Jeudi 1er juillet, c’était l’installation du nouveau conseil départemental, et l’élection du nouveau président. David Lappartient a donc été élu par la majorité départementale. Rien de surprenant. Ce qui a pu surprendre, c’est le net changement de ton, et, si les actes suivent les paroles, un vrai changement politique.

Boris Lemaire et Marie Le Boterff, nos conseillers départementaux

Les déclarations du nouveau président dans cette vidéo

https://www.letelegramme.fr/bretagne/morbihan-lappartient-nouveau-president-promet-de-faire-dans-le-social-01-07-2021-12781394.php

De la triangulation?

La triangulation consiste pour un politique à s’approprier les idées des autres au moins dans le discours. Voir cet article de The conversation Trianguler ou l’art de s’approprier les idées des autres en politique. Que disaient nos candidats Boris Lemaire, Marie Le Boterff et leurs suppléants? Ils constataient les carences des politiques sociales, pour les personnes âgées, les handicapés, pour l’insertion. Le nouveau président va le faire. Ils parlaient de déplacements, de mobilités : il nous promet un plan vélo à l’échelle du département.

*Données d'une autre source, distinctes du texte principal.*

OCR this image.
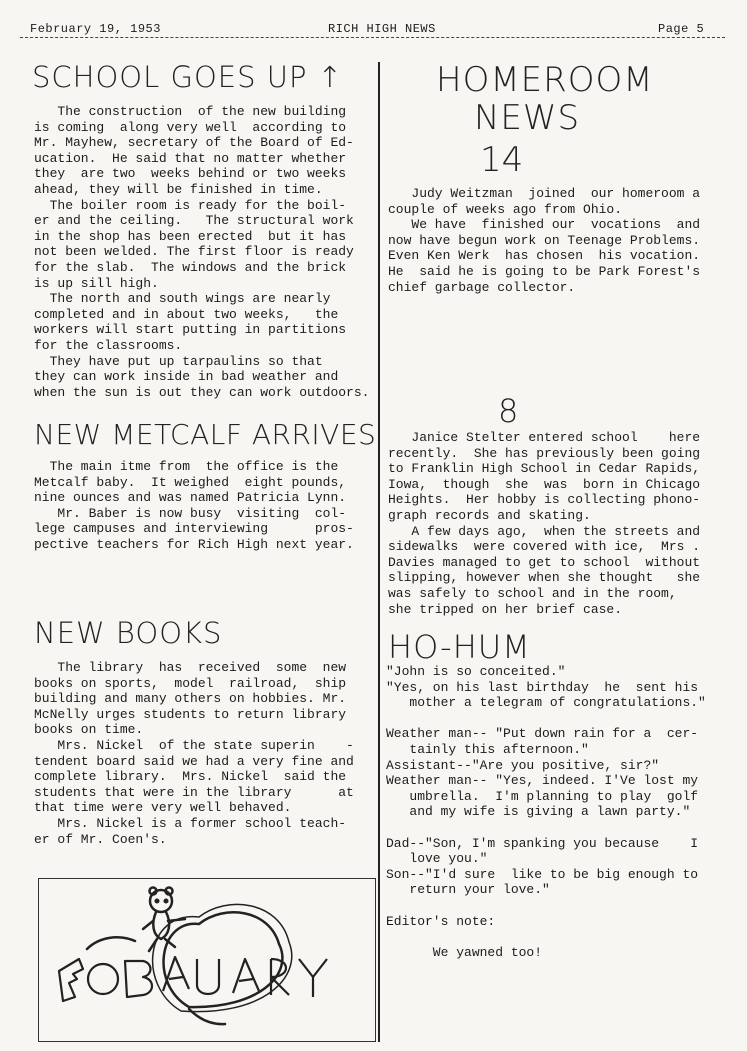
February 19, 1953	RICH HIGH NEWS	Page 5
SCHOOL GOES UP ↑
The construction  of the new building
is coming  along very well  according to
Mr. Mayhew, secretary of the Board of Ed-
ucation.  He said that no matter whether
they  are two  weeks behind or two weeks
ahead, they will be finished in time.
The boiler room is ready for the boil-
er and the ceiling.   The structural work
in the shop has been erected  but it has
not been welded. The first floor is ready
for the slab.  The windows and the brick
is up sill high.
The north and south wings are nearly
completed and in about two weeks,   the
workers will start putting in partitions
for the classrooms.
They have put up tarpaulins so that
they can work inside in bad weather and
when the sun is out they can work outdoors.
NEW METCALF ARRIVES
The main itme from  the office is the
Metcalf baby.  It weighed  eight pounds,
nine ounces and was named Patricia Lynn.
Mr. Baber is now busy  visiting  col-
lege campuses and interviewing      pros-
pective teachers for Rich High next year.
NEW BOOKS
The library  has  received  some  new
books on sports,  model  railroad,  ship
building and many others on hobbies. Mr.
McNelly urges students to return library
books on time.
Mrs. Nickel  of the state superin    -
tendent board said we had a very fine and
complete library.  Mrs. Nickel  said the
students that were in the library      at
that time were very well behaved.
Mrs. Nickel is a former school teach-
er of Mr. Coen's.
HOMEROOM
NEWS
14
Judy Weitzman  joined  our homeroom a
couple of weeks ago from Ohio.
We have  finished our  vocations  and
now have begun work on Teenage Problems.
Even Ken Werk  has chosen  his vocation.
He  said he is going to be Park Forest's
chief garbage collector.
8
Janice Stelter entered school    here
recently.  She has previously been going
to Franklin High School in Cedar Rapids,
Iowa,  though  she  was  born in Chicago
Heights.  Her hobby is collecting phono-
graph records and skating.
A few days ago,  when the streets and
sidewalks  were covered with ice,  Mrs .
Davies managed to get to school  without
slipping, however when she thought   she
was safely to school and in the room,
she tripped on her brief case.
HO-HUM
"John is so conceited."
"Yes, on his last birthday  he  sent his
mother a telegram of congratulations."

Weather man-- "Put down rain for a  cer-
tainly this afternoon."
Assistant--"Are you positive, sir?"
Weather man-- "Yes, indeed. I'Ve lost my
umbrella.  I'm planning to play  golf
and my wife is giving a lawn party."

Dad--"Son, I'm spanking you because    I
love you."
Son--"I'd sure  like to be big enough to
return your love."

Editor's note:

We yawned too!
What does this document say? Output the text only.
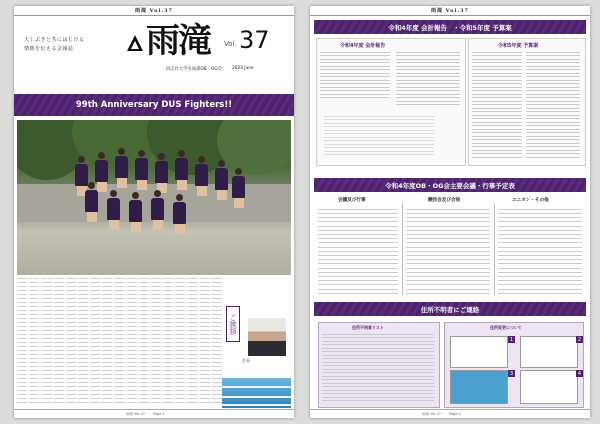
雨滝 Vol.37
大しぶきと共にはじける
情熱を伝える会報誌 雨滝 Vol. 37
同志社大学水泳部OB・OG会 2023 June
99th Anniversary DUS Fighters!!
ご挨拶
会長
雨滝 Vol.37 Page 1
雨滝 Vol.37
令和4年度 会計報告 ・令和5年度 予算案
令和4年度 会計報告	令和5年度 予算案
令和4年度OB・OG会主要会議・行事予定表
会議及び行事	競技会及び合宿	ユニオン・その他
住所不明者にご連絡
住所不明者リスト	住所変更について
1	2
3	4
雨滝 Vol.37 Page 4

Ils voulaient un engagement fort pour la transition écologique : voilà, voilà. Il n’oublie pas l’urgence de traiter la D775, où j’avais apporté quelques éléments de débat. Il nous dit aussi que le département doit mieux faire connaître ses actions. Ce que nos candidats considèrent comme absolument nécessaire.

Un changement de ton

Le nouveau président se revendique de droite, et il faut sans doute le lui accorder. Mais, au moins dans son expression, il se démarque fortement de son prédécesseur : une gestion rigoureuse (qui annoncerait l’intention de gaspiller les deniers publics?) mais sans référence aux dogmes libéraux qui sous-tendaient le discours de M. Goulard (refus par principe de la dépense publique… et de l’impôt, illégitimité de l’action publique, etc.) Changement radical aussi du rapport aux élus minoritaires : ils sont légitimes du fait de leur élection, ils ont le droit à la parole et leurs propositions pourraient même écoutées.

Des paroles… et demain des actes?

Voilà donc une entrée en matière tout à fait intéressante. Mais nous jugerons sur pièces. Avec vigilance, sans concession.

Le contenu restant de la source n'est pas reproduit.